Looking at all of this evidence makes it very clear. We need to eat dinner with our kids for the sake of their health. We need to cultivate ways to make our dinnertime conversations meaningful, interesting, thought-provoking. Sure, some of the research shows a benefit to simply sitting around the table together but, you might as well have fun while you sit there. Around my table we have through the years talked about almost everything. Any topic is acceptable if brought up with good intention and true curiosity. Politics, sex, religion? We have covered them all. We have played games. I have been repeatedly accused of being a pain about their manners. There have been giggles, anger and tears. We rate the meals so I know whether to cook the recipes again. Lots of meals have been rejected. And instead of cooking, many pizzas have been ordered.
Now with so many sports teams, part-time jobs, extracurricular activities and social engagements that my head spins keeping it all straight, we don’t all sit together every night. But, whomever is at home sits and talks. Sometimes I wait up and eat with the late-after-practice arrivers. Sundays we all meet – even if other invitations have to be turned down. I’d like to think this commitment has paid off through the years.

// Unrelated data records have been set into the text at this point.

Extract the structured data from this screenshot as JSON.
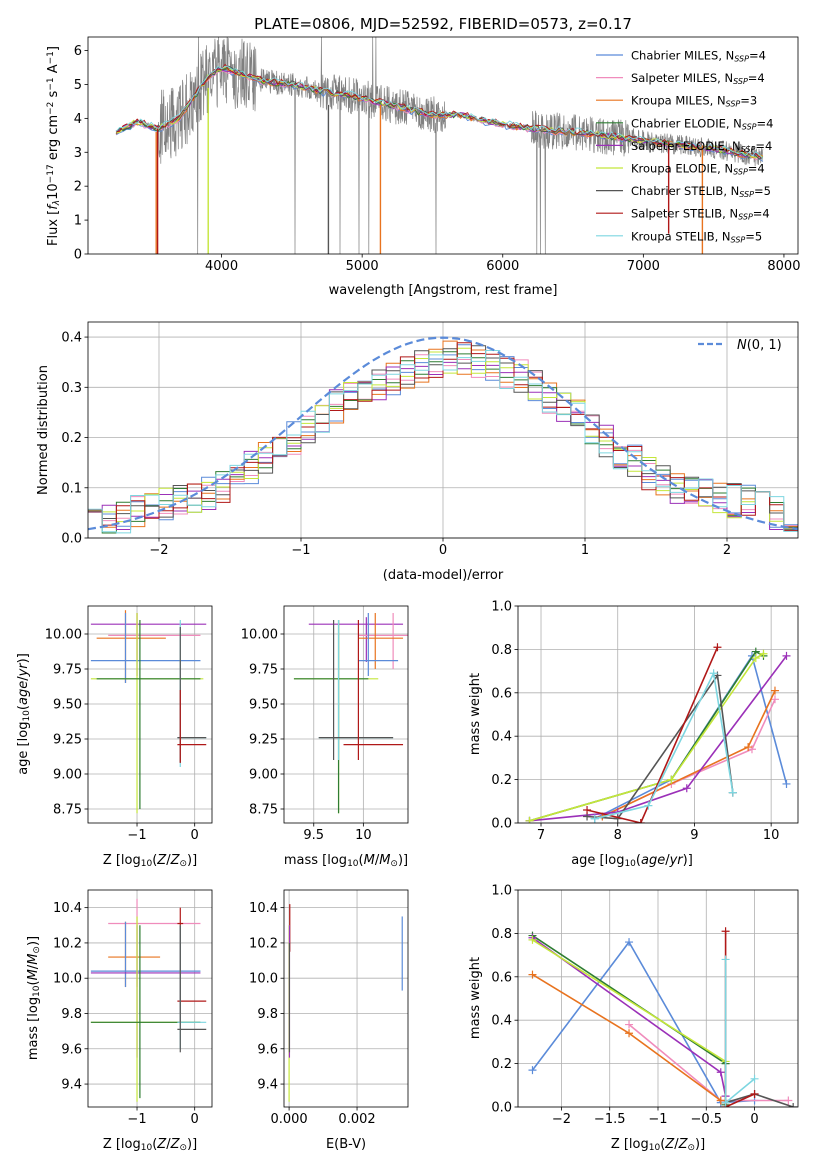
{
  "figure": {
    "title": "PLATE=0806, MJD=52592, FIBERID=0573, z=0.17"
  },
  "colors": {
    "Chabrier MILES": "#5b8bd9",
    "Salpeter MILES": "#f08cbc",
    "Kroupa MILES": "#e8731f",
    "Chabrier ELODIE": "#2e7d32",
    "Salpeter ELODIE": "#9b30b8",
    "Kroupa ELODIE": "#c4e63a",
    "Chabrier STELIB": "#555555",
    "Salpeter STELIB": "#b01818",
    "Kroupa STELIB": "#7dd6e0",
    "data": "#808080",
    "normal": "#5b8bd9",
    "grid": "#b0b0b0"
  },
  "chart_data": [
    {
      "type": "line",
      "title": "PLATE=0806, MJD=52592, FIBERID=0573, z=0.17",
      "xlabel": "wavelength [Angstrom, rest frame]",
      "ylabel": "Flux [f_λ10^-17 erg cm^-2 s^-1 A^-1]",
      "xlim": [
        3050,
        8100
      ],
      "ylim": [
        0,
        6.4
      ],
      "xticks": [
        4000,
        5000,
        6000,
        7000,
        8000
      ],
      "yticks": [
        0,
        1,
        2,
        3,
        4,
        5,
        6
      ],
      "grid": false,
      "legend_position": "top-right",
      "legend": [
        "Chabrier MILES, N_SSP=4",
        "Salpeter MILES, N_SSP=4",
        "Kroupa MILES, N_SSP=3",
        "Chabrier ELODIE, N_SSP=4",
        "Salpeter ELODIE, N_SSP=4",
        "Kroupa ELODIE, N_SSP=4",
        "Chabrier STELIB, N_SSP=5",
        "Salpeter STELIB, N_SSP=4",
        "Kroupa STELIB, N_SSP=5"
      ],
      "model_continuum": {
        "x": [
          3250,
          3400,
          3550,
          3700,
          3800,
          3900,
          4000,
          4150,
          4300,
          4500,
          4700,
          4900,
          5100,
          5300,
          5500,
          5700,
          5900,
          6100,
          6300,
          6500,
          6700,
          6900,
          7100,
          7300,
          7500,
          7700,
          7850
        ],
        "y": [
          3.6,
          3.9,
          3.7,
          4.0,
          4.6,
          5.2,
          5.5,
          5.3,
          5.1,
          5.0,
          4.8,
          4.7,
          4.5,
          4.3,
          4.1,
          4.1,
          3.9,
          3.75,
          3.65,
          3.6,
          3.5,
          3.4,
          3.3,
          3.2,
          3.1,
          2.95,
          2.85
        ]
      },
      "model_spikes": [
        {
          "series": "Kroupa MILES",
          "x": 3535,
          "y0": 0,
          "y1": 3.6
        },
        {
          "series": "Kroupa MILES",
          "x": 5130,
          "y0": 0,
          "y1": 4.4
        },
        {
          "series": "Kroupa MILES",
          "x": 7420,
          "y0": 0,
          "y1": 3.2
        },
        {
          "series": "Salpeter STELIB",
          "x": 3545,
          "y0": 0,
          "y1": 3.7
        },
        {
          "series": "Salpeter STELIB",
          "x": 7180,
          "y0": 0.6,
          "y1": 3.3
        },
        {
          "series": "Kroupa ELODIE",
          "x": 3905,
          "y0": 0,
          "y1": 4.9
        },
        {
          "series": "Chabrier STELIB",
          "x": 4760,
          "y0": 0,
          "y1": 4.4
        }
      ]
    },
    {
      "type": "histogram",
      "xlabel": "(data-model)/error",
      "ylabel": "Normed distribution",
      "xlim": [
        -2.5,
        2.5
      ],
      "ylim": [
        0,
        0.43
      ],
      "xticks": [
        -2,
        -1,
        0,
        1,
        2
      ],
      "yticks": [
        0.0,
        0.1,
        0.2,
        0.3,
        0.4
      ],
      "grid": true,
      "legend_position": "top-right",
      "legend": [
        "N(0,1)"
      ],
      "bin_width": 0.1,
      "bins_start": -2.5,
      "mean_profile": [
        0.035,
        0.04,
        0.045,
        0.05,
        0.06,
        0.07,
        0.08,
        0.085,
        0.09,
        0.1,
        0.12,
        0.14,
        0.16,
        0.18,
        0.2,
        0.22,
        0.24,
        0.26,
        0.28,
        0.3,
        0.31,
        0.32,
        0.33,
        0.34,
        0.35,
        0.36,
        0.355,
        0.35,
        0.34,
        0.33,
        0.32,
        0.3,
        0.28,
        0.26,
        0.24,
        0.21,
        0.19,
        0.17,
        0.15,
        0.13,
        0.11,
        0.1,
        0.09,
        0.085,
        0.08,
        0.075,
        0.07,
        0.06,
        0.05,
        0.04
      ]
    },
    {
      "type": "errorbar",
      "xlabel": "Z [log10(Z/Z☉)]",
      "ylabel": "age [log10(age/yr)]",
      "xlim": [
        -1.85,
        0.3
      ],
      "ylim": [
        8.65,
        10.2
      ],
      "xticks": [
        -1,
        0
      ],
      "yticks": [
        8.75,
        9.0,
        9.25,
        9.5,
        9.75,
        10.0
      ],
      "grid": true,
      "points": [
        {
          "series": "Salpeter ELODIE",
          "x": -1.0,
          "y": 10.07,
          "x_lo": -1.8,
          "x_hi": 0.2,
          "y_lo": 9.7,
          "y_hi": 10.15
        },
        {
          "series": "Salpeter MILES",
          "x": -1.0,
          "y": 9.99,
          "x_lo": -1.5,
          "x_hi": 0.1,
          "y_lo": 9.8,
          "y_hi": 10.15
        },
        {
          "series": "Kroupa MILES",
          "x": -1.2,
          "y": 9.97,
          "x_lo": -1.7,
          "x_hi": -0.5,
          "y_lo": 9.65,
          "y_hi": 10.17
        },
        {
          "series": "Chabrier MILES",
          "x": -1.2,
          "y": 9.81,
          "x_lo": -1.8,
          "x_hi": 0.1,
          "y_lo": 9.65,
          "y_hi": 10.15
        },
        {
          "series": "Kroupa ELODIE",
          "x": -1.0,
          "y": 9.68,
          "x_lo": -1.8,
          "x_hi": 0.15,
          "y_lo": 8.72,
          "y_hi": 10.15
        },
        {
          "series": "Chabrier ELODIE",
          "x": -0.95,
          "y": 9.68,
          "x_lo": -1.7,
          "x_hi": 0.1,
          "y_lo": 8.75,
          "y_hi": 10.1
        },
        {
          "series": "Kroupa STELIB",
          "x": -0.25,
          "y": 9.26,
          "x_lo": -0.3,
          "x_hi": 0.2,
          "y_lo": 9.05,
          "y_hi": 10.1
        },
        {
          "series": "Chabrier STELIB",
          "x": -0.25,
          "y": 9.26,
          "x_lo": -0.3,
          "x_hi": 0.2,
          "y_lo": 9.08,
          "y_hi": 10.05
        },
        {
          "series": "Salpeter STELIB",
          "x": -0.25,
          "y": 9.21,
          "x_lo": -0.3,
          "x_hi": 0.2,
          "y_lo": 9.08,
          "y_hi": 9.6
        }
      ]
    },
    {
      "type": "errorbar",
      "xlabel": "mass [log10(M/M☉)]",
      "ylabel": "",
      "xlim": [
        9.2,
        10.45
      ],
      "ylim": [
        8.65,
        10.2
      ],
      "xticks": [
        9.5,
        10.0
      ],
      "yticks": [
        8.75,
        9.0,
        9.25,
        9.5,
        9.75,
        10.0
      ],
      "grid": true,
      "points": [
        {
          "series": "Salpeter ELODIE",
          "x": 10.03,
          "y": 10.07,
          "x_lo": 9.45,
          "x_hi": 10.4,
          "y_lo": 9.8,
          "y_hi": 10.12
        },
        {
          "series": "Salpeter MILES",
          "x": 10.3,
          "y": 9.99,
          "x_lo": 9.95,
          "x_hi": 10.45,
          "y_lo": 9.75,
          "y_hi": 10.15
        },
        {
          "series": "Kroupa MILES",
          "x": 10.12,
          "y": 9.97,
          "x_lo": 9.95,
          "x_hi": 10.4,
          "y_lo": 9.75,
          "y_hi": 10.15
        },
        {
          "series": "Chabrier MILES",
          "x": 10.05,
          "y": 9.81,
          "x_lo": 9.95,
          "x_hi": 10.35,
          "y_lo": 9.7,
          "y_hi": 10.15
        },
        {
          "series": "Kroupa ELODIE",
          "x": 9.75,
          "y": 9.68,
          "x_lo": 9.3,
          "x_hi": 10.15,
          "y_lo": 8.72,
          "y_hi": 10.1
        },
        {
          "series": "Chabrier ELODIE",
          "x": 9.75,
          "y": 9.68,
          "x_lo": 9.3,
          "x_hi": 10.05,
          "y_lo": 8.72,
          "y_hi": 10.1
        },
        {
          "series": "Kroupa STELIB",
          "x": 9.75,
          "y": 9.26,
          "x_lo": 9.55,
          "x_hi": 10.3,
          "y_lo": 9.1,
          "y_hi": 10.1
        },
        {
          "series": "Chabrier STELIB",
          "x": 9.7,
          "y": 9.26,
          "x_lo": 9.55,
          "x_hi": 10.3,
          "y_lo": 9.1,
          "y_hi": 10.1
        },
        {
          "series": "Salpeter STELIB",
          "x": 9.95,
          "y": 9.21,
          "x_lo": 9.8,
          "x_hi": 10.4,
          "y_lo": 9.1,
          "y_hi": 10.1
        }
      ]
    },
    {
      "type": "line",
      "xlabel": "age [log10(age/yr)]",
      "ylabel": "mass weight",
      "xlim": [
        6.7,
        10.35
      ],
      "ylim": [
        0,
        1.0
      ],
      "xticks": [
        7,
        8,
        9,
        10
      ],
      "yticks": [
        0.0,
        0.2,
        0.4,
        0.6,
        0.8,
        1.0
      ],
      "grid": true,
      "series": [
        {
          "name": "Chabrier MILES",
          "x": [
            7.7,
            8.7,
            9.75,
            10.2
          ],
          "y": [
            0.02,
            0.2,
            0.77,
            0.18
          ]
        },
        {
          "name": "Salpeter MILES",
          "x": [
            7.8,
            8.7,
            9.75,
            10.05
          ],
          "y": [
            0.03,
            0.18,
            0.34,
            0.57
          ]
        },
        {
          "name": "Kroupa MILES",
          "x": [
            7.8,
            9.7,
            10.05
          ],
          "y": [
            0.03,
            0.35,
            0.61
          ]
        },
        {
          "name": "Chabrier ELODIE",
          "x": [
            6.85,
            8.7,
            9.8,
            9.9
          ],
          "y": [
            0.01,
            0.2,
            0.79,
            0.77
          ]
        },
        {
          "name": "Salpeter ELODIE",
          "x": [
            6.85,
            8.0,
            8.9,
            10.2
          ],
          "y": [
            0.01,
            0.05,
            0.16,
            0.77
          ]
        },
        {
          "name": "Kroupa ELODIE",
          "x": [
            6.85,
            8.7,
            9.8,
            9.9
          ],
          "y": [
            0.01,
            0.2,
            0.76,
            0.78
          ]
        },
        {
          "name": "Chabrier STELIB",
          "x": [
            7.6,
            8.0,
            9.3,
            9.5
          ],
          "y": [
            0.03,
            0.02,
            0.68,
            0.14
          ]
        },
        {
          "name": "Salpeter STELIB",
          "x": [
            7.6,
            8.3,
            9.3
          ],
          "y": [
            0.06,
            0.0,
            0.81
          ]
        },
        {
          "name": "Kroupa STELIB",
          "x": [
            7.7,
            8.4,
            9.25,
            9.5
          ],
          "y": [
            0.02,
            0.08,
            0.69,
            0.14
          ]
        }
      ]
    },
    {
      "type": "errorbar",
      "xlabel": "Z [log10(Z/Z☉)]",
      "ylabel": "mass [log10(M/M☉)]",
      "xlim": [
        -1.85,
        0.3
      ],
      "ylim": [
        9.27,
        10.5
      ],
      "xticks": [
        -1,
        0
      ],
      "yticks": [
        9.4,
        9.6,
        9.8,
        10.0,
        10.2,
        10.4
      ],
      "grid": true,
      "points": [
        {
          "series": "Salpeter MILES",
          "x": -1.0,
          "y": 10.31,
          "x_lo": -1.5,
          "x_hi": 0.1,
          "y_lo": 9.95,
          "y_hi": 10.45
        },
        {
          "series": "Salpeter STELIB",
          "x": -0.25,
          "y": 10.31,
          "x_lo": -0.3,
          "x_hi": -0.2,
          "y_lo": 9.75,
          "y_hi": 10.4
        },
        {
          "series": "Kroupa MILES",
          "x": -1.2,
          "y": 10.12,
          "x_lo": -1.5,
          "x_hi": -0.6,
          "y_lo": 9.95,
          "y_hi": 10.32
        },
        {
          "series": "Chabrier MILES",
          "x": -1.2,
          "y": 10.04,
          "x_lo": -1.8,
          "x_hi": 0.1,
          "y_lo": 9.95,
          "y_hi": 10.32
        },
        {
          "series": "Salpeter ELODIE",
          "x": -1.0,
          "y": 10.03,
          "x_lo": -1.8,
          "x_hi": 0.1,
          "y_lo": 9.55,
          "y_hi": 10.3
        },
        {
          "series": "Salpeter STELIB",
          "x": -0.25,
          "y": 9.87,
          "x_lo": -0.3,
          "x_hi": 0.2,
          "y_lo": 9.8,
          "y_hi": 10.3
        },
        {
          "series": "Kroupa ELODIE",
          "x": -1.0,
          "y": 9.75,
          "x_lo": -1.8,
          "x_hi": 0.1,
          "y_lo": 9.3,
          "y_hi": 10.35
        },
        {
          "series": "Chabrier ELODIE",
          "x": -0.95,
          "y": 9.75,
          "x_lo": -1.8,
          "x_hi": 0.1,
          "y_lo": 9.32,
          "y_hi": 10.3
        },
        {
          "series": "Kroupa STELIB",
          "x": -0.25,
          "y": 9.75,
          "x_lo": -0.3,
          "x_hi": 0.2,
          "y_lo": 9.6,
          "y_hi": 10.3
        },
        {
          "series": "Chabrier STELIB",
          "x": -0.25,
          "y": 9.71,
          "x_lo": -0.3,
          "x_hi": 0.2,
          "y_lo": 9.58,
          "y_hi": 10.3
        }
      ]
    },
    {
      "type": "errorbar",
      "xlabel": "E(B-V)",
      "ylabel": "",
      "xlim": [
        -0.00015,
        0.0035
      ],
      "ylim": [
        9.27,
        10.5
      ],
      "xticks": [
        0.0,
        0.002
      ],
      "xtick_labels": [
        "0.000",
        "0.002"
      ],
      "yticks": [
        9.4,
        9.6,
        9.8,
        10.0,
        10.2,
        10.4
      ],
      "grid": true,
      "points": [
        {
          "series": "Chabrier MILES",
          "x": 0.00333,
          "y": 10.14,
          "x_lo": 0.00333,
          "x_hi": 0.00333,
          "y_lo": 9.93,
          "y_hi": 10.35
        },
        {
          "series": "Salpeter STELIB",
          "x": 2e-05,
          "y": 10.3,
          "x_lo": 2e-05,
          "x_hi": 2e-05,
          "y_lo": 10.15,
          "y_hi": 10.42
        },
        {
          "series": "Kroupa ELODIE",
          "x": 0.0,
          "y": 9.6,
          "x_lo": 0.0,
          "x_hi": 0.0,
          "y_lo": 9.3,
          "y_hi": 10.3
        },
        {
          "series": "Salpeter ELODIE",
          "x": 1e-05,
          "y": 9.9,
          "x_lo": 1e-05,
          "x_hi": 1e-05,
          "y_lo": 9.55,
          "y_hi": 10.3
        },
        {
          "series": "Chabrier STELIB",
          "x": 1e-05,
          "y": 9.65,
          "x_lo": 1e-05,
          "x_hi": 1e-05,
          "y_lo": 9.58,
          "y_hi": 10.2
        }
      ]
    },
    {
      "type": "line",
      "xlabel": "Z [log10(Z/Z☉)]",
      "ylabel": "mass weight",
      "xlim": [
        -2.45,
        0.45
      ],
      "ylim": [
        0,
        1.0
      ],
      "xticks": [
        -2.0,
        -1.5,
        -1.0,
        -0.5,
        0.0
      ],
      "yticks": [
        0.0,
        0.2,
        0.4,
        0.6,
        0.8,
        1.0
      ],
      "grid": true,
      "series": [
        {
          "name": "Chabrier MILES",
          "x": [
            -2.3,
            -1.3,
            -0.35,
            0.0
          ],
          "y": [
            0.17,
            0.76,
            0.02,
            0.03
          ]
        },
        {
          "name": "Salpeter MILES",
          "x": [
            -1.3,
            -0.35,
            0.35
          ],
          "y": [
            0.38,
            0.03,
            0.03
          ]
        },
        {
          "name": "Kroupa MILES",
          "x": [
            -2.3,
            -1.3,
            -0.35
          ],
          "y": [
            0.61,
            0.34,
            0.03
          ]
        },
        {
          "name": "Chabrier ELODIE",
          "x": [
            -2.3,
            -0.3,
            -0.3
          ],
          "y": [
            0.79,
            0.2,
            0.01
          ]
        },
        {
          "name": "Salpeter ELODIE",
          "x": [
            -2.3,
            -0.35,
            -0.3
          ],
          "y": [
            0.78,
            0.16,
            0.05
          ]
        },
        {
          "name": "Kroupa ELODIE",
          "x": [
            -2.3,
            -0.3,
            -0.3
          ],
          "y": [
            0.77,
            0.21,
            0.02
          ]
        },
        {
          "name": "Chabrier STELIB",
          "x": [
            -0.3,
            0.0,
            0.4
          ],
          "y": [
            0.02,
            0.06,
            0.0
          ]
        },
        {
          "name": "Salpeter STELIB",
          "x": [
            -0.3,
            -0.3,
            0.0
          ],
          "y": [
            0.81,
            0.0,
            0.06
          ]
        },
        {
          "name": "Kroupa STELIB",
          "x": [
            -0.3,
            -0.3,
            0.0
          ],
          "y": [
            0.68,
            0.02,
            0.13
          ]
        }
      ]
    }
  ]
}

My eldest can be a bit quiet. I generalize this into fitting his teen boy status – they all keep to them selves a bit don’t they? Once not too long ago, I challenged him on his laconic nature. I asked if he would talk to me when it really mattered? He stopped, looked at me and said yes. I asked why? How could I be sure? He explained that he knew I could handle talking about anything. After all, we do just that on any given Sunday around the table.